In a paper published in Environmental Microbiology, Dr. Anna Gorbushina (Carl-von-Ossietzky University, Oldenburg, Germany), Professor William Broughton (University of Geneva, Switzerland) and their colleagues analyzed dust samples collected by Charles Darwin and others almost 200 years ago.

Recent space-centric studies have shown that some rock-inhabiting organisms, known as "endoliths," might be able to survive a trip through space and a plunge through a planet's atmosphere to the surface. However, nobody knew whether these organisms could survive the initial trip into space.

An international team of researchers, led by Gerda Horneck of the Institute of Aerospace Medicine in Cologne, Germany, selected a number of hardy microbes from Earth and tested their ability to hitchhike aboard rocks similar to Martian meteorites.

The organisms used in the study included bacterial endospores, endolithic cyanobacteria and lichens. This selection provided a wider range of organisms than in other studies performed to date, including not just simple bacteria but also more complex eukaryotic organisms.

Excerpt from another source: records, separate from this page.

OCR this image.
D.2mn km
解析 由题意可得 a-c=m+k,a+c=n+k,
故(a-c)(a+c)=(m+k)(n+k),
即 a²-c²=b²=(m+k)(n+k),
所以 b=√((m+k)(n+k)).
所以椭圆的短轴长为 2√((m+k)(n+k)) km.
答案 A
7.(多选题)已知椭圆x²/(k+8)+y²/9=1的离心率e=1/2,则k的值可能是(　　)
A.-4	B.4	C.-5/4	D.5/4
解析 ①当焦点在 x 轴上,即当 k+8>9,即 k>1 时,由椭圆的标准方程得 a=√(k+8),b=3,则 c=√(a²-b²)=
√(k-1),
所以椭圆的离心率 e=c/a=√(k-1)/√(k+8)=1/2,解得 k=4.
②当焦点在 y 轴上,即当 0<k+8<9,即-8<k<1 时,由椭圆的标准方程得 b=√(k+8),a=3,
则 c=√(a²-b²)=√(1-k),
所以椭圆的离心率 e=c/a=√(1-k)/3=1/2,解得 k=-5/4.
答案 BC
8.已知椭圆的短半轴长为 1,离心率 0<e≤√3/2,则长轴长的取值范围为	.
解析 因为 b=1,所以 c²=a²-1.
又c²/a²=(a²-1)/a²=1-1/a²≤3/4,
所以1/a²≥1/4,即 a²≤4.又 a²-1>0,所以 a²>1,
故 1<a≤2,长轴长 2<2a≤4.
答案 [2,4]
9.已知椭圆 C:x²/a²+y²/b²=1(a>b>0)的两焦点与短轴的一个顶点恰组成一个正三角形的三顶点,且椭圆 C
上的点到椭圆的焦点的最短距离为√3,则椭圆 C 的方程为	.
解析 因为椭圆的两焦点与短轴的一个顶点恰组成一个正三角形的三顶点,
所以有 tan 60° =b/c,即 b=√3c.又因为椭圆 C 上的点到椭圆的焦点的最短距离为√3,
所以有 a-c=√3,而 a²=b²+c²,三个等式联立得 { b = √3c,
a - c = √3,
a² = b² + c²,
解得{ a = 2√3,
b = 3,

The researchers looked at previous studies of Martian meteorites that provided information about the kinds of forces needed to eject rocks from a large planet. Using this data, the researchers developed a series of tests designed to simulate these pressures on the selected organisms.

By smashing the life-containing rocks between metal plates, the researchers were able to determine which organisms are capable of surviving different pressures caused by asteroid impacts and ejection into space. Ultimately, they discovered that a wide range of organisms would be capable of surviving impacts on or Earth.

"Our results enlarge the number of potential organisms that might be able to reseed a planetary surface after early very large impact events, and suggest that such a re-seeding scenario on a planetary surface is possible with diverse organisms," the researchers report.

In earlier experiments, Horneck and her colleagues used the Russian Foton satellite to expose 50 million unprotected spores of the bacterium Bacillus Subtilis outside the satellite. UV radiation from the Sun killed nearly all of the spores, and did so even when the spores were confined under quartz.

To test if meteorites might protect bacteria on their journey through space, Horneck and her colleagues mixed samples of 50 million spores with particles of clay, red sandstone, Martian meteorite, or simulated Martian soil and made small lumps a centimeter in diameter. Between 10,000 and 100,000 spores of the original 50 million survived and when mixed with red sandstone, nearly all survived, suggesting that even meteorites a centimeter in diameter can carry life from one planet to another, if they completed the journey within a few years. In a rock a meter across, bacteria could probably survive for millions of years.

In a separate experiment, another team ran computer models of giant impacts like Chicxulub. In the simulations, millions of large boulders were ejected from the earth. About 30 boulders from each Earth impact even reached Titan, and they entered Titan's atmosphere slower than most meteors hit Earth's atmosphere. Big rocks from Earth have no doubt reached Enceladus, as well.

"That kind of entry should be no problem," agreed Allan Treiman of the Lunar and Planetary Institute in Houston, quoted in New Scientist. Bacteria were found in wreckage of the shuttle Columbia when it re-entered Earth's atmosphere in 2003. And Earthly lichen survived when exposed to the harsh environment of space.